Por tanto, infiere la Procuradora, la nulidad  reclamada  no está llamada a prosperar y en iguales términos sugiere a la Sala  se    decida    este   primer   cargo.          

En  cuanto  al  segundo  reproche,  tampoco  concluye  vicio  invalidatorio  alguno  que  afecte el fallo impugnado, toda vez  que,  la  defensa  técnica  que aduce el censor como violada, se respetó, esto  es,  que el incriminado estuvo asistido conforme lo dispone la Carta Política y  la  Ley  Procesal  Penal vigente para esa época, al igual que la actual, por un  defensor,  inicialmente  oficioso y luego por el que ARIAS mismo designó cuando  fue capturado.   

En  efecto,  en  criterio  de  la Delegada, y  conforme  lo  ha  distinguido  la  jurisprudencia  de  la  Corte,  en  punto  de  establecer  la  real  defensa  profesional es imperativo, en cada caso concreto,  deslindar  cuando  de  atacar su ausencia de trata, entre su verdadero abandono,  así  formalmente  se  haya  reconocido  a  un  defensor,  bien  oficioso  o  de  confianza, y su “no actuación” como medio táctico de defensa.   
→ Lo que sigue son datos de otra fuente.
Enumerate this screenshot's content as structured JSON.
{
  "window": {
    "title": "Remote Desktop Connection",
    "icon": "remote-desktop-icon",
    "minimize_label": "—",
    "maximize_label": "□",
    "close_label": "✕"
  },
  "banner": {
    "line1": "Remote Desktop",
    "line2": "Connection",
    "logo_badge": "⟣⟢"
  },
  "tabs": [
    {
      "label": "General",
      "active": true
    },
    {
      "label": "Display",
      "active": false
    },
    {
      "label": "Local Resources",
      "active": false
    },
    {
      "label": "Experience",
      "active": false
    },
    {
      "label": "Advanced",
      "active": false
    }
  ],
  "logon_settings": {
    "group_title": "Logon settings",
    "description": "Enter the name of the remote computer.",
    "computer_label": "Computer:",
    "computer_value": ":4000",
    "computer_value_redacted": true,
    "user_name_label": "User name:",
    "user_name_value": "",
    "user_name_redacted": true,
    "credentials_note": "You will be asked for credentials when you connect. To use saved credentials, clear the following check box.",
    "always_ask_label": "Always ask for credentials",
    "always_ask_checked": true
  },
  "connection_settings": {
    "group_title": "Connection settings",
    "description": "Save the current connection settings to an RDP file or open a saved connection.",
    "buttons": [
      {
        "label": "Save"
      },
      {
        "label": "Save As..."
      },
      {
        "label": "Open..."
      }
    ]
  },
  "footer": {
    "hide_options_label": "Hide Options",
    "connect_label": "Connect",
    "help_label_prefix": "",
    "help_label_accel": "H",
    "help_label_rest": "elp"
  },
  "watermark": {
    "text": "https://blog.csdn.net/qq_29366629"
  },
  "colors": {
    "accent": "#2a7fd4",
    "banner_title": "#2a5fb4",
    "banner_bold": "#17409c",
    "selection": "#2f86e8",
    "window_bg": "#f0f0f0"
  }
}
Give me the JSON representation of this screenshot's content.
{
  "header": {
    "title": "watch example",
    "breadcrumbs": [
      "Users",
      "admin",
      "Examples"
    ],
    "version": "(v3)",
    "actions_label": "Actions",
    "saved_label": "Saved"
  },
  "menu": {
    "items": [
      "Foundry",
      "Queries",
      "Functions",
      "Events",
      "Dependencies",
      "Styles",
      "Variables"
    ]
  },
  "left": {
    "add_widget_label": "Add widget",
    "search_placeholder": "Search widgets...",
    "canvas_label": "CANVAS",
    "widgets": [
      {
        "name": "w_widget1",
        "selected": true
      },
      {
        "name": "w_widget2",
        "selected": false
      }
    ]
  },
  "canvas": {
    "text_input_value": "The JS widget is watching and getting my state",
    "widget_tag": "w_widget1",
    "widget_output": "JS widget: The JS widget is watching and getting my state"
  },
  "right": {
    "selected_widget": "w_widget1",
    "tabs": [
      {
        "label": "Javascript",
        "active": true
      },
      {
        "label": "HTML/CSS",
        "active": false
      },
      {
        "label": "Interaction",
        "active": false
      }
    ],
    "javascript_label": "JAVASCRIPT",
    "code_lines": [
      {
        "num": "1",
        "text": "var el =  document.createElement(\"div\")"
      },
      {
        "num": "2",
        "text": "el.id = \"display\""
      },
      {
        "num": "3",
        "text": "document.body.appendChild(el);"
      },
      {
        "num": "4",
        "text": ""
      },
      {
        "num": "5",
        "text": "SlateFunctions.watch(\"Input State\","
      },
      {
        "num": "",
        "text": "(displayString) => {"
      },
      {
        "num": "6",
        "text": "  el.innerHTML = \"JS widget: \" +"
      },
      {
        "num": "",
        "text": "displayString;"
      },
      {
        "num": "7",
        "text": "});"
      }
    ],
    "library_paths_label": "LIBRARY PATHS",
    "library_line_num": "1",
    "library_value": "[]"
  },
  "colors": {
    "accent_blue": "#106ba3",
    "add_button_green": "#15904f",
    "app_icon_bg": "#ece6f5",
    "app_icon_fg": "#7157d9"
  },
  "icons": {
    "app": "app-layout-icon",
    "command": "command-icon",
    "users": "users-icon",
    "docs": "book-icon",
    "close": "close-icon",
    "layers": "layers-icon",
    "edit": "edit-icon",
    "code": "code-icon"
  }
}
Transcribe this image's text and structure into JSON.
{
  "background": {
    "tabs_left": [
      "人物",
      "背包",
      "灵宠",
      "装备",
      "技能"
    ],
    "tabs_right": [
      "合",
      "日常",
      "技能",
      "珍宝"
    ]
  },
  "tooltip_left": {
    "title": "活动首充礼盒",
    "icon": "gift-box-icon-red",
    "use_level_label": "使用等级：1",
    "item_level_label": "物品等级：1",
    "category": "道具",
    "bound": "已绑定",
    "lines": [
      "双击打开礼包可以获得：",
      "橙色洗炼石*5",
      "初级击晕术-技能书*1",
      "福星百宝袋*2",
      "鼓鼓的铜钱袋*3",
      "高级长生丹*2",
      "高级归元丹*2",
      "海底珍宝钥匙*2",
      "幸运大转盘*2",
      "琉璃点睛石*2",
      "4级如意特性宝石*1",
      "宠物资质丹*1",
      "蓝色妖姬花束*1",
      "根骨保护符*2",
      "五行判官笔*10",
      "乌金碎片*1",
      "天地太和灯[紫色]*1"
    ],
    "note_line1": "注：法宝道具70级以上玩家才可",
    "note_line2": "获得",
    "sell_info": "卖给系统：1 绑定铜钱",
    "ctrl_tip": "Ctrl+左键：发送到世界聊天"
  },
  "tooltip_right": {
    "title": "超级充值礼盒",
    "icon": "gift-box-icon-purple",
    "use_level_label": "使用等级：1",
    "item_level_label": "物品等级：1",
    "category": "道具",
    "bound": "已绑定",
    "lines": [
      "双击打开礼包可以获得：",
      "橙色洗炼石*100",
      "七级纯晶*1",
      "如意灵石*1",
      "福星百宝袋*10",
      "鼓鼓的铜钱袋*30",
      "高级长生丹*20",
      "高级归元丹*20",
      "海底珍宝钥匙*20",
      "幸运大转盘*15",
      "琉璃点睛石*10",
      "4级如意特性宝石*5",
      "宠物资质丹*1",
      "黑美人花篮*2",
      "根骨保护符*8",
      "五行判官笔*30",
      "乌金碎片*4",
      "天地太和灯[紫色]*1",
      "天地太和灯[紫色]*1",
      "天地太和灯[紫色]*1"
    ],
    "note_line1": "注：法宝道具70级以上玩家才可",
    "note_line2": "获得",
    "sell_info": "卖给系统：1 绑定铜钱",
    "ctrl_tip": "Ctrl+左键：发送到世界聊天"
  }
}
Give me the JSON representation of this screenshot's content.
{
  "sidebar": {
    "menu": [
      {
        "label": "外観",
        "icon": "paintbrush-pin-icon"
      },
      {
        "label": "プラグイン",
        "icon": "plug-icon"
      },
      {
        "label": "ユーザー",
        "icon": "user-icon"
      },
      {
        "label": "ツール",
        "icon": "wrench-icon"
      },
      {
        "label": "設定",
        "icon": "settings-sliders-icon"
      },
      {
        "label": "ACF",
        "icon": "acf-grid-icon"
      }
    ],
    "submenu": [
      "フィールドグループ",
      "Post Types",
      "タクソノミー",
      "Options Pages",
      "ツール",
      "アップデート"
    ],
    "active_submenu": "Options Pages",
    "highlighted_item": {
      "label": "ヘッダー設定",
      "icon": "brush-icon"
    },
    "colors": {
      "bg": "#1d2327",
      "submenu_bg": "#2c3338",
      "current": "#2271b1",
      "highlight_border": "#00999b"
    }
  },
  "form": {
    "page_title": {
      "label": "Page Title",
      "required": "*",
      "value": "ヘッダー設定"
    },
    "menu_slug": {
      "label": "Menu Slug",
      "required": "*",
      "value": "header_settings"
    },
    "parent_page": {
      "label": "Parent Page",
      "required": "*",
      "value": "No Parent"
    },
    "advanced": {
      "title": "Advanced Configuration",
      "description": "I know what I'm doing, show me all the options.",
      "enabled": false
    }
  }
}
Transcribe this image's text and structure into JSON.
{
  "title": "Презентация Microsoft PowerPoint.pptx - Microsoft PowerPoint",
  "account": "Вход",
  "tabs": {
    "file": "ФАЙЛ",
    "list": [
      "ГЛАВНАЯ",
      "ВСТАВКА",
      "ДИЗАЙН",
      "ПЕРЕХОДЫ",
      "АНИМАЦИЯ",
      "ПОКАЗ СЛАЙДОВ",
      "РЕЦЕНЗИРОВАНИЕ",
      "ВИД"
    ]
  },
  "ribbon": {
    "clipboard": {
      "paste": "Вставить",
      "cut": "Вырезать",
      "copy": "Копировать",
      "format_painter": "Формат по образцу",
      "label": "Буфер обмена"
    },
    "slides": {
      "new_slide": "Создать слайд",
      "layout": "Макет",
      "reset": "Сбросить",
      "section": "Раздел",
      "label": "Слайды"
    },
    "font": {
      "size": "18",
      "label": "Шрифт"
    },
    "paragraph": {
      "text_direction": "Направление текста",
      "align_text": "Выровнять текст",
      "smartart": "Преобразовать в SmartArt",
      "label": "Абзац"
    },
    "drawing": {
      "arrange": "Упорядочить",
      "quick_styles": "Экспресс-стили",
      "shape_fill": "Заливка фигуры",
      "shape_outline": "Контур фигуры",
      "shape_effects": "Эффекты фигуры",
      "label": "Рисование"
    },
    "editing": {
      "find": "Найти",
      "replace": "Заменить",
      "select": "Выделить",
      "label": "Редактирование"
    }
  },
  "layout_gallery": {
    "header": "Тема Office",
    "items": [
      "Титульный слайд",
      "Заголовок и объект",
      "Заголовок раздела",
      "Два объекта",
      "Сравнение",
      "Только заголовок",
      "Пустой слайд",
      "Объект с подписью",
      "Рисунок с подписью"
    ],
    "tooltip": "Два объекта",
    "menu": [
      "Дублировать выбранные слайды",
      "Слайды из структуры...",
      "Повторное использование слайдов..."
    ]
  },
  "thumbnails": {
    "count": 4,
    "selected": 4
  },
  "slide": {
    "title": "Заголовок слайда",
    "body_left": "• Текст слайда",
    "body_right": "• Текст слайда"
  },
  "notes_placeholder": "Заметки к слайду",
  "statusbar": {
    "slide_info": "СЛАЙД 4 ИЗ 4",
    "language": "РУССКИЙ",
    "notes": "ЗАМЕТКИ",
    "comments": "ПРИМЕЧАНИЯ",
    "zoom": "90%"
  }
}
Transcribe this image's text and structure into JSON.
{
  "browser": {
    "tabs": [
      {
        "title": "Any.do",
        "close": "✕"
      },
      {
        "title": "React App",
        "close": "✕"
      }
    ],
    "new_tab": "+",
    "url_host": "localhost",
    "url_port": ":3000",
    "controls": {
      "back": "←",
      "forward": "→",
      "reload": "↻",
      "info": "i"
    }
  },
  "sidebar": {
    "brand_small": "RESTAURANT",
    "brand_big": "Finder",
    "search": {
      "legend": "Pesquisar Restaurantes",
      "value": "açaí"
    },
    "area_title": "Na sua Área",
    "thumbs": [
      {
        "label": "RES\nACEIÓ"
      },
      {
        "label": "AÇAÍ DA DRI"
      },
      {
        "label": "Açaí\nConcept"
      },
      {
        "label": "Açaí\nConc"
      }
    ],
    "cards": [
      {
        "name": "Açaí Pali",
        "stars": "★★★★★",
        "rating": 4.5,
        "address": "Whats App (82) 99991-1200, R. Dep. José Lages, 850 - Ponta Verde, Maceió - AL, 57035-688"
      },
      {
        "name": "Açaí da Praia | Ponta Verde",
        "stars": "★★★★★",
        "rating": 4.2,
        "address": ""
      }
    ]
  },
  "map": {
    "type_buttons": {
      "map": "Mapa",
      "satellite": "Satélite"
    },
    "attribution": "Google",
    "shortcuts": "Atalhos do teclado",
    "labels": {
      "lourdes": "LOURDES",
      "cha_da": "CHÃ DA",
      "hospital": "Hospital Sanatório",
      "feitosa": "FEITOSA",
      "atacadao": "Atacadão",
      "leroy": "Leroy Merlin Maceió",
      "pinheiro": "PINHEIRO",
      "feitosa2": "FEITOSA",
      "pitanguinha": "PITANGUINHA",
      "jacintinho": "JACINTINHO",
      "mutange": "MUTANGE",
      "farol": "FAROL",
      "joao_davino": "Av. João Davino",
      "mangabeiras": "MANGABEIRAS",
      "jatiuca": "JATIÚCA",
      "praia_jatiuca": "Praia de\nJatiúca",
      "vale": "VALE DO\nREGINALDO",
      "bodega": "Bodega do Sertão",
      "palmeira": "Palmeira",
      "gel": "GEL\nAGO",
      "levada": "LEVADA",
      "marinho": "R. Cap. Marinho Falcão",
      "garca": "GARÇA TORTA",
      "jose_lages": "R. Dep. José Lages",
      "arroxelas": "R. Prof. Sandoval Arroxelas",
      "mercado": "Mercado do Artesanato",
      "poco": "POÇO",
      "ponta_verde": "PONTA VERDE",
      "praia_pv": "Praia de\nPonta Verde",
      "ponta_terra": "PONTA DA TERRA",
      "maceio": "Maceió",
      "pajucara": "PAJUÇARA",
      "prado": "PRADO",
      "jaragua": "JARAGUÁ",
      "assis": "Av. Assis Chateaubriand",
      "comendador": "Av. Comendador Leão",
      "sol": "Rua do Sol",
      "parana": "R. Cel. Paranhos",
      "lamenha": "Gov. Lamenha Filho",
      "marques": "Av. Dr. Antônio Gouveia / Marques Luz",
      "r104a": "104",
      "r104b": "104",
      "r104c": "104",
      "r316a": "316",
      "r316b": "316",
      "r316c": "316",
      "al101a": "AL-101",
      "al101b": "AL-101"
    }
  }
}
En  este  caso,  una  vez  declarado  persona  ausente  JOSÉ TIBERIO ARIAS, le fue designada una defensora de oficio, quien si  bien  no  impugnó  la  decisión  que  resolvió  la  situación  jurídica del  procesado,  ello  no  está  significando  que  no  hubiese  estado  atenta a la  investigación,  hasta  el  momento  en que solicitó ser relevada del cargo por  haberse  asumido  la  sucesión  del  occiso, con lo cual no puede afirmarse que  haya  existido en el proceso conflicto de intereses, ya que por el contrario, en  el  momento  en  que   podían   surgir,   por  su iniciativa, se  separó  de  la  defensa  oficiosa.    Y,   es   allí   cuando    se     le   designa   al   incriminado   otro  defensor  oficioso,   a  quien  tampoco se le puede tildar de abandono de la defensa,  pues  dadas  las  circunstancias  probatorias de los hechos entendió que no era  oportuno  alegar  de  conclusión,  concurriendo a notificarse de la acusación,  con  lo  cual  queda  claro  que en ningún momento había abandonado el proceso  sino  que  la  estrategia  defensiva  escogida  era  la de estar pendiente de la  dinámica   oficiosa  del  proceso,  seguramente  hasta  la  espera  del  debate  público,  en  el  cual ya no pudo intervenir por haber designado el incriminado  su defensor de confianza.   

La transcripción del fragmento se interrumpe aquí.